The Pittman-Robertson Wildlife Restoration Act is a foundation of America’s highly successful wildlife conservation model. It also funds hunter education and outreach, giving our children the opportunity to learn about wildlife, safety, and our lands and waters. Idaho has received nearly $265M since 1939, including $21M in fiscal year 2022 alone. These funds represent around 15% of Idaho Fish & Game’s budget. The Pittman-Robertson Act has been responsible for the recovery of multiple species of fish, birds and mammals. Congressman Russ Fulcher supports a bill that would cut funding for Pittman-Robertson, resulting in a huge blow to conservation. 

Congressman Fulcher is co-sponsoring the RETURN Act, which would eliminate taxes on archery equipment, guns and ammunition. Under the Pittman-Robertson Act, taxes collected on these sales go towards funding wildlife conservation and hunter education, and are administered by state fish and game agencies across the country. This new bill, RETURN Act, is in response to gun control bills proposed by Democrats in Congress, but would have a massive impact on our wildlife. The Pittman-Robertson Act was proposed by hunters and anglers – it is a self imposed tax and has been highly successful since it was enacted in 1937. Taking away its funding would be a huge loss to our nation’s wildlife and the sportsman tradition. 

Our friends at the Idaho Wildlife Federation have developed an email tool you can use asking Congressman Fulcher to renounce the RETURN Act. Take action here and let him know you support our wildlife. 

Taking Care of our Unique Sagebrush Steppe Ecosystem

Idaho is among several western states to receive $50M for implementing conservation projects over the next five years. The Department of the Interior and the Biden Administration have designated these funds specifically for habitat restoration, conservation, and wildfire mitigation throughout the sagebrush steppe, which is both a geographic region and ecosystem of western grasslands. The funding comes from the Bipartisan Infrastructure Act passed by Congress in 2021, with $9M already allocated for several projects in 2022. Projects will include things like invasive plant management and stream restoration. Removing non-native junipers and invasive cheatgrass has multiple benefits, such as helping reduce wildfire risk and restoring habitat for species such as the greater sage grouse and pygmy owls. These projects will be coordinated across multiple state and federal agencies. 

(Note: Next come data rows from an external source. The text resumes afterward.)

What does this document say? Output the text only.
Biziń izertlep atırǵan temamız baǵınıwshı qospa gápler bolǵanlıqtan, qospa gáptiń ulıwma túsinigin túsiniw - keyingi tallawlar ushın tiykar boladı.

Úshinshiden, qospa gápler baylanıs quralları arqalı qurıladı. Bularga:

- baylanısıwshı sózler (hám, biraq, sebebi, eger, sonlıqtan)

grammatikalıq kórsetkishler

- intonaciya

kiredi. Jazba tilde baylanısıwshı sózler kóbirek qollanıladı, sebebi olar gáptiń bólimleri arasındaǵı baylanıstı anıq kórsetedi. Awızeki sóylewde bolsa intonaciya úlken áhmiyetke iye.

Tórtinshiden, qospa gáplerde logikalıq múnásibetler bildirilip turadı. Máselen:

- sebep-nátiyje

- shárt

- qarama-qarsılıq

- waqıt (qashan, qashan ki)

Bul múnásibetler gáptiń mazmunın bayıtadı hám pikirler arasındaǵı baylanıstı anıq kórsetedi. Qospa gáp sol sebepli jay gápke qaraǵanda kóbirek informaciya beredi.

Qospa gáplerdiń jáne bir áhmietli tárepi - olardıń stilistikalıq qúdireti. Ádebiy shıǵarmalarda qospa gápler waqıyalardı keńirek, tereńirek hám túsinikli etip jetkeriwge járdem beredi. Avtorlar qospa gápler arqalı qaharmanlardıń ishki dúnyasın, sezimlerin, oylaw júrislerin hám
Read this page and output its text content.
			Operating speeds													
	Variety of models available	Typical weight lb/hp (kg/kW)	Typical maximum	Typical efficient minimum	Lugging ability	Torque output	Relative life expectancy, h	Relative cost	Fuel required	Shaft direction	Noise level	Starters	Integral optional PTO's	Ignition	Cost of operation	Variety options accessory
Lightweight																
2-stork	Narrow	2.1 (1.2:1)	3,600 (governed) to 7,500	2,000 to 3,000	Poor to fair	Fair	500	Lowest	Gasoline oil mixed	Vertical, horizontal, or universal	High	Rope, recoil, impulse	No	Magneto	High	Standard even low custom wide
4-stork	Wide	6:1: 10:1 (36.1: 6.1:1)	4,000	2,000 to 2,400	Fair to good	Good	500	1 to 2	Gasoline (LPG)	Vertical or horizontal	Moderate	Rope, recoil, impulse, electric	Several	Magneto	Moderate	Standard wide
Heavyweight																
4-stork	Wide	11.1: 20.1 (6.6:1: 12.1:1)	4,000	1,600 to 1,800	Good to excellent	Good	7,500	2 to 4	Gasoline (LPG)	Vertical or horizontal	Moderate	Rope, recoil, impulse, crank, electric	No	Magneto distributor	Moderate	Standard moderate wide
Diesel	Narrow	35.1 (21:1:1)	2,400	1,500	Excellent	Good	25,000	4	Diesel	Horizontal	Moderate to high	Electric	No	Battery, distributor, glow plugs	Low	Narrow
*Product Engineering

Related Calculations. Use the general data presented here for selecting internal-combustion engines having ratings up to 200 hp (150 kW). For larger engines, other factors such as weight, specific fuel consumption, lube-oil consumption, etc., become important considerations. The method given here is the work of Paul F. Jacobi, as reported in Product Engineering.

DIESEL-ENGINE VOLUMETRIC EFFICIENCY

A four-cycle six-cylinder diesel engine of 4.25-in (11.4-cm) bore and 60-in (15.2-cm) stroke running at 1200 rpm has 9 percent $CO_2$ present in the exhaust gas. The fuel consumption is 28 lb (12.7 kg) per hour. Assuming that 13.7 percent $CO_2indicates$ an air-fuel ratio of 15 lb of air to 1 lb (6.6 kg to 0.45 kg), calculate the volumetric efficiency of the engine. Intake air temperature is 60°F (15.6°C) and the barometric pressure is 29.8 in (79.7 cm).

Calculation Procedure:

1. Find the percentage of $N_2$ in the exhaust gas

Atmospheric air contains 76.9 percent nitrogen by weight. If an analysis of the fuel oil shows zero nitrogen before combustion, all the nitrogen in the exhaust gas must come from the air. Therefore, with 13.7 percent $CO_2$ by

The Idaho Capital Sun reports six projects specific to Idaho for 2022:

Event – CVI Happy Hour at Mad Swede Brewing

I’m excited to share additional public lands work with our supporters next week at our CVI Happy Hour at Mad Swede Brewing. If you have questions about working lands, public lands, wildlife, or other conservation topics, I hope you’ll drop by to meet me and the rest of our great team! 

This informal event is on Wednesday, July 20th from 5 p.m. to 7 p.m., with a brief presentation at 6 p.m. If you want to know more about CVI and our work, or just want to talk about conservation and politics, we want to meet you! Visit our Facebook event for more details, and invite your friends, colleagues, and family who might be interested.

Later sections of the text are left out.